Para as análises das letras, ele recomenda as canções do funk consciente “Som de Preto” (Almika e Chocolate) e “Rap da felicidade” (Cidinho e Doca). “É a partir de uma conscientização sobre luta de classe, desigualdades sociais, de gênero, raciais, culminada com engajamento crítico, que haverá mudanças nas estruturas sociais. Por isso, foram escolhidas essa atividade e essas canções”, justifica.
“Nas letras, são abordados temas como desigualdade racial, a vida do favelado, o direito à cidade, racismo policial e criminalização do funk”, pontua Tannes. Para analisar coletivamente o “Rap da Felicidade”, o pesquisador utilizou perguntas disparadoras com os alunos: qual a relação do título com a música? Quais temas aparecem? Ela fala de racismo e em qual parte? A qual ‘autoridade’ a música se refere? A música é de alguém que está feliz ou pede felicidade? Qual o sentimento expressado na música? Trata de violência? Em que sentido?
No caso de “Som de Preto”, ele questionou a classe: por que o compositor afirma que o funk é som de preto e favelado? O que é ser favelado? Quem mais escuta funk? Em quais lugares se consome funk? Mesmo sendo música mundana, existe cantor gospel de funk? O que quer dizer esta parte da música: ‘porque o funkeiro de hoje em dia caiu na real, essa história de porrada isso é coisa banal’? Vocês acreditam que o funk sofre preconceito por que surgiu na favela e pelo fato de a maioria dos seus representantes serem negros? É uma forma de racismo?
História do funk pela dança
Já nas aulas de educação física, Gomes desenvolveu uma sequência didática que conta a história do funk e sua diversidade de ritmos por meio da dança. Experiência narrada no artigo “Poder me orgulhar: “Funk e Educação Física escolar na Educação para as relações étnico-raciais” (2018).
“Iniciei com os bailes blacks cariocas na década de 1970, o Miami Bass e seus passinhos na década de 90, quando o mercado incorpora o funk. Nos anos 2000, começa a erotização e a presença feminina. Por fim, discutimos manifestações regionais do funk (Recife, Belém, São Paulo e Belo Horizonte) e por que o funk conscientização e as letras sociais dele não dominam o mercado”, narra.
Para completar, são apresentados passinhos regionais e a influência que eles recebem de outras culturas. “Em São Paulo, a influência italiana criou o passinho tarantela. Em Belém, o Funk Brega”, ilustra. Gomes ainda indica exibir e discutir o documentário “Sou Feia Mas Tô Na Moda” (2005, Dir.
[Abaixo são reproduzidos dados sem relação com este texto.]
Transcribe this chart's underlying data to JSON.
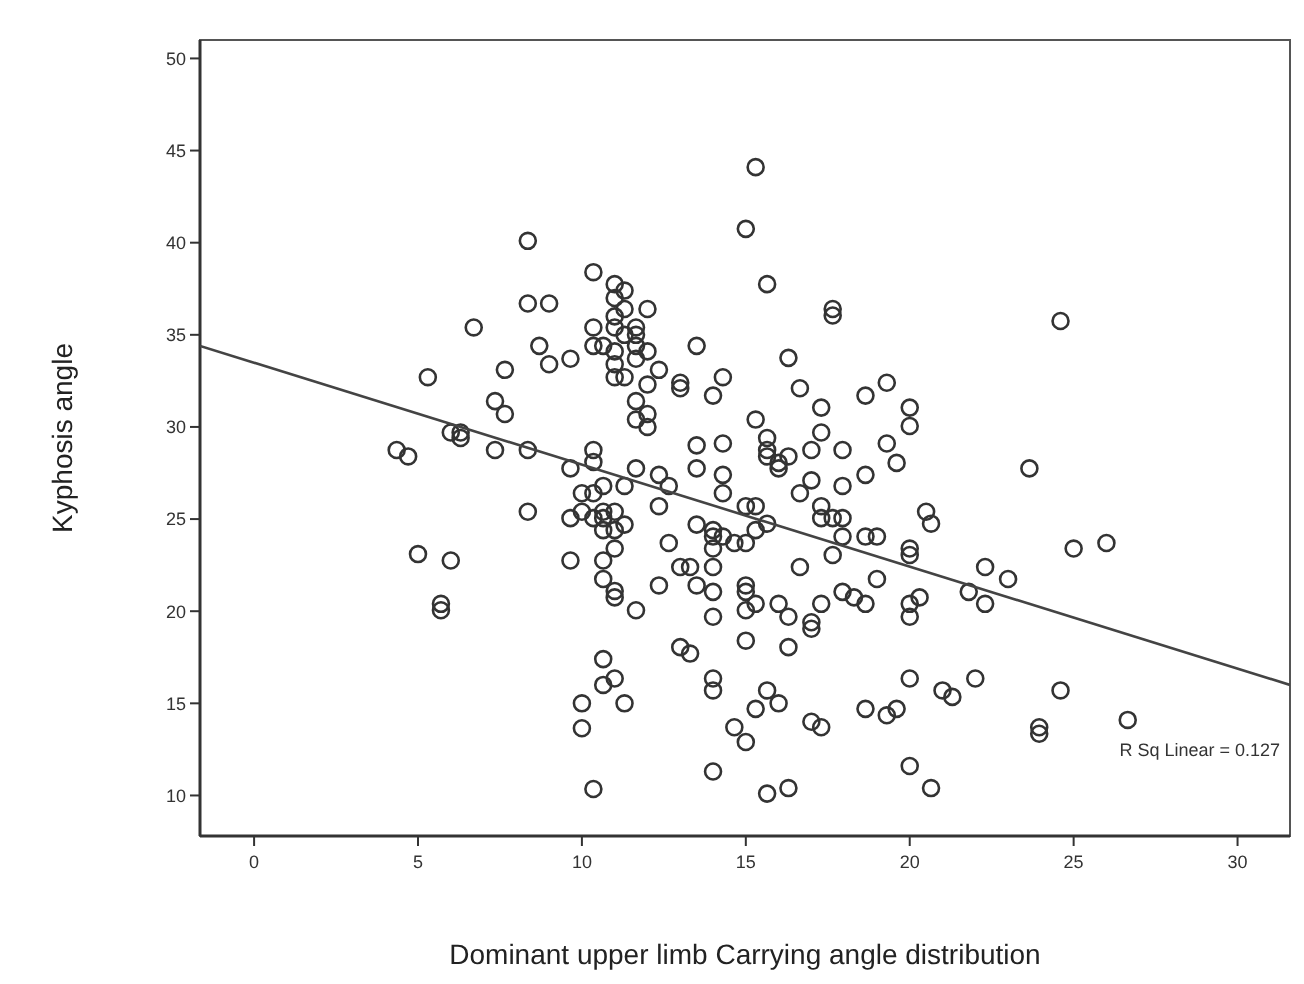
{
  "chart_data": {
    "type": "scatter",
    "xlabel": "Dominant upper limb Carrying angle distribution",
    "ylabel": "Kyphosis angle",
    "xlim": [
      -1.65,
      31.6
    ],
    "xticks": [
      0,
      5,
      10,
      15,
      20,
      25,
      30
    ],
    "ylim": [
      7.8,
      51
    ],
    "yticks": [
      10,
      15,
      20,
      25,
      30,
      35,
      40,
      45,
      50
    ],
    "grid": false,
    "annotations": [
      "R Sq Linear = 0.127"
    ],
    "series": [
      {
        "marker": "circle",
        "color": "#333333",
        "x": [
          8.35,
          10.35,
          8.35,
          9.0,
          6.7,
          11.0,
          11.3,
          11.0,
          11.3,
          12.0,
          11.0,
          10.35,
          10.35,
          11.0,
          11.65,
          11.3,
          11.65,
          8.7,
          10.65,
          11.0,
          11.65,
          12.0,
          13.5,
          9.65,
          9.0,
          11.0,
          11.65,
          7.65,
          12.35,
          11.0,
          11.3,
          5.3,
          12.0,
          13.0,
          13.0,
          7.35,
          7.65,
          11.65,
          11.65,
          12.0,
          12.0,
          13.5,
          6.0,
          6.3,
          6.3,
          4.35,
          4.7,
          7.35,
          8.35,
          10.35,
          10.35,
          9.65,
          11.65,
          12.35,
          13.5,
          12.65,
          10.0,
          10.35,
          10.65,
          11.3,
          8.35,
          9.65,
          10.0,
          10.35,
          10.65,
          10.65,
          11.0,
          10.65,
          11.0,
          11.3,
          12.35,
          13.5,
          5.0,
          6.0,
          9.65,
          10.65,
          11.0,
          12.65,
          13.0,
          13.3,
          10.65,
          11.0,
          11.0,
          12.35,
          13.5,
          5.7,
          5.7,
          11.65,
          13.0,
          13.3,
          10.65,
          10.65,
          11.0,
          10.0,
          11.3,
          10.0,
          10.35,
          15.3,
          15.0,
          15.65,
          17.65,
          17.65,
          24.6,
          16.3,
          14.3,
          14.0,
          16.65,
          19.3,
          18.65,
          17.3,
          20.0,
          15.3,
          17.3,
          20.0,
          15.65,
          15.65,
          15.65,
          14.3,
          19.3,
          17.0,
          17.95,
          16.3,
          16.0,
          16.0,
          19.6,
          14.3,
          18.65,
          23.65,
          17.0,
          14.3,
          16.65,
          17.95,
          15.0,
          15.3,
          17.3,
          20.5,
          17.3,
          17.65,
          17.95,
          17.95,
          20.65,
          14.0,
          14.3,
          14.0,
          14.0,
          15.65,
          15.3,
          14.65,
          15.0,
          14.0,
          14.0,
          15.0,
          15.0,
          16.65,
          17.65,
          18.65,
          19.0,
          20.0,
          20.0,
          22.3,
          23.0,
          21.8,
          22.3,
          25.0,
          26.0,
          19.0,
          17.95,
          18.3,
          17.3,
          16.0,
          15.0,
          15.3,
          16.3,
          17.0,
          17.0,
          18.65,
          20.0,
          20.0,
          20.3,
          14.0,
          15.0,
          16.3,
          14.0,
          14.0,
          15.65,
          15.3,
          16.0,
          20.0,
          22.0,
          21.0,
          21.3,
          24.6,
          18.65,
          19.3,
          19.6,
          17.0,
          17.3,
          14.65,
          15.0,
          14.0,
          20.0,
          15.65,
          16.3,
          20.65,
          23.95,
          23.95,
          26.65
        ],
        "values": [
          40.1,
          38.4,
          36.7,
          36.7,
          35.4,
          37.75,
          37.4,
          37.0,
          36.4,
          36.4,
          36.0,
          35.4,
          34.4,
          35.4,
          35.4,
          35.0,
          35.0,
          34.4,
          34.4,
          34.1,
          34.4,
          34.1,
          34.4,
          33.7,
          33.4,
          33.4,
          33.7,
          33.1,
          33.1,
          32.7,
          32.7,
          32.7,
          32.3,
          32.4,
          32.1,
          31.4,
          30.7,
          31.4,
          30.4,
          30.7,
          30.0,
          29.0,
          29.7,
          29.7,
          29.4,
          28.75,
          28.4,
          28.75,
          28.75,
          28.75,
          28.1,
          27.75,
          27.75,
          27.4,
          27.75,
          26.8,
          26.4,
          26.4,
          26.8,
          26.8,
          25.4,
          25.05,
          25.4,
          25.05,
          25.4,
          25.05,
          25.4,
          24.4,
          24.4,
          24.7,
          25.7,
          24.7,
          23.1,
          22.75,
          22.75,
          22.75,
          23.4,
          23.7,
          22.4,
          22.4,
          21.75,
          21.1,
          20.75,
          21.4,
          21.4,
          20.4,
          20.05,
          20.05,
          18.05,
          17.7,
          17.4,
          16.0,
          16.35,
          15.0,
          15.0,
          13.65,
          10.35,
          44.1,
          40.75,
          37.75,
          36.4,
          36.05,
          35.75,
          33.75,
          32.7,
          31.7,
          32.1,
          32.4,
          31.7,
          31.05,
          31.05,
          30.4,
          29.7,
          30.05,
          29.4,
          28.75,
          28.4,
          29.1,
          29.1,
          28.75,
          28.75,
          28.4,
          28.05,
          27.75,
          28.05,
          27.4,
          27.4,
          27.75,
          27.1,
          26.4,
          26.4,
          26.8,
          25.7,
          25.7,
          25.7,
          25.4,
          25.05,
          25.05,
          25.05,
          24.05,
          24.75,
          24.4,
          24.05,
          23.4,
          24.05,
          24.75,
          24.4,
          23.7,
          23.7,
          22.4,
          21.05,
          21.4,
          21.05,
          22.4,
          23.05,
          24.05,
          24.05,
          23.4,
          23.05,
          22.4,
          21.75,
          21.05,
          20.4,
          23.4,
          23.7,
          21.75,
          21.05,
          20.75,
          20.4,
          20.4,
          20.05,
          20.4,
          19.7,
          19.4,
          19.05,
          20.4,
          20.4,
          19.7,
          20.75,
          19.7,
          18.4,
          18.05,
          16.35,
          15.7,
          15.7,
          14.7,
          15.0,
          16.35,
          16.35,
          15.7,
          15.35,
          15.7,
          14.7,
          14.35,
          14.7,
          14.0,
          13.7,
          13.7,
          12.9,
          11.3,
          11.6,
          10.1,
          10.4,
          10.4,
          13.7,
          13.35,
          14.1
        ]
      },
      {
        "type": "line",
        "marker": "none",
        "color": "#444444",
        "x": [
          -1.65,
          31.6
        ],
        "values": [
          34.4,
          16.0
        ]
      }
    ]
  }
}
Denise Garcia), sobre as mulheres no funk, e finalizar o processo com uma “batalha de passinho”. “Estipula-se um tempo para cada grupo dançar separado e, ao final, simultaneamente”, ensina.
“É importante que a batalha seja uma criação coletiva, com os estudantes ajudando a escolher músicas, júri e convidando a comunidade escolar”. Na hora de criar propostas pedagógicas utilizando o funk, são necessários alguns cuidados.
Tannes alerta para não utilizar o gênero somente para apontar erros gramaticais nas letras. “É racismo linguístico. Para outros gêneros, normalmente representados pela branquitude, dizemos que é licença poética e, para o funk, erro”. Gomes sugere não omitir a presença de palavrões nas letras ou nos nomes de passinhos, muitos deles parte da realidade estudantil. “Pode haver uma tentativa de higienização”, opina.